In R Studio: I have a chromosome sequence loaded (chr21 of hg19) and I have computed the frequencies of each nucleotide and N:
chr21 <- readDNAStringSet ('chr21.fa')[[1]]
freq <- letterFrequency (chr21, c('A', 'C', 'G', 'T', 'N'), as.prob = T)
I have written a function to compute the probability of a word (in DNAString type) given the probabilities of the nucleotides (Bernouilli model):
Bernoulli <- function (word, freq) {
P <- 1
for (i in 1:length (word))
P <- P * freq[as.character(word[i])]
as.numeric (P)
}
I have computed the occurences and frequency of every 7-nucleotides words in chr21:
sevenmer_occ = oligonucleotideFrequency (chr21, 7)

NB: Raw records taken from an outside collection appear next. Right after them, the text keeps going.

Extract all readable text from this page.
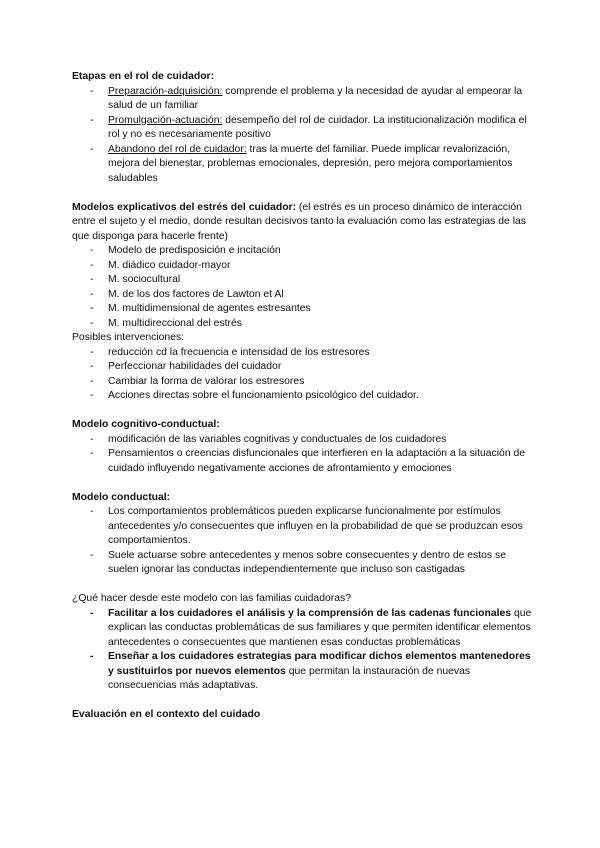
Etapas en el rol de cuidador:
- Preparación-adquisición: comprende el problema y la necesidad de ayudar al empeorar la salud de un familiar
- Promulgación-actuación: desempeño del rol de cuidador. La institucionalización modifica el rol y no es necesariamente positivo
- Abandono del rol de cuidador: tras la muerte del familiar. Puede implicar revalorización, mejora del bienestar, problemas emocionales, depresión, pero mejora comportamientos saludables
Modelos explicativos del estrés del cuidador: (el estrés es un proceso dinámico de interacción entre el sujeto y el medio, donde resultan decisivos tanto la evaluación como las estrategias de las que disponga para hacerle frente)
- Modelo de predisposición e incitación
- M. diádico cuidador-mayor
- M. sociocultural
- M. de los dos factores de Lawton et Al
- M. multidimensional de agentes estresantes
- M. multidireccional del estrés
Posibles intervenciones:
- reducción cd la frecuencia e intensidad de los estresores
- Perfeccionar habilidades del cuidador
- Cambiar la forma de valorar los estresores
- Acciones directas sobre el funcionamiento psicológico del cuidador.
Modelo cognitivo-conductual:
- modificación de las variables cognitivas y conductuales de los cuidadores
- Pensamientos o creencias disfuncionales que interfieren en la adaptación a la situación de cuidado influyendo negativamente acciones de afrontamiento y emociones
Modelo conductual:
- Los comportamientos problemáticos pueden explicarse funcionalmente por estímulos antecedentes y/o consecuentes que influyen en la probabilidad de que se produzcan esos comportamientos.
- Suele actuarse sobre antecedentes y menos sobre consecuentes y dentro de estos se suelen ignorar las conductas independientemente que incluso son castigadas
¿Qué hacer desde este modelo con las familias cuidadoras?
- Facilitar a los cuidadores el análisis y la comprensión de las cadenas funcionales que explican las conductas problemáticas de sus familiares y que permiten identificar elementos antecedentes o consecuentes que mantienen esas conductas problemáticas
- Enseñar a los cuidadores estrategias para modificar dichos elementos mantenedores y sustituirlos por nuevos elementos que permitan la instauración de nuevas consecuencias más adaptativas.
Evaluación en el contexto del cuidado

sevenmer_freq = oligonucleotideFrequency (chr21, 7, as.prob = T)
Now I am asked to compute "the p-value of each 7-nucleotides words (oligomers) given the Bernouilli model".
I cannot find how to do that... I think I should use the function pbinom for this, but I don't think I understand it well, as it is mostly giving me 0 or 1.
Can you help?
The question becomes what the p-value is meant to compare. The naive computation you show might or might not be meaningful for answering your actual biological question. So describe the question you're actually trying to answer and we can help you further.
Sorry, I first uploaded my question by mistake, I did not know people could read it while I was editing. Should be much clearer now!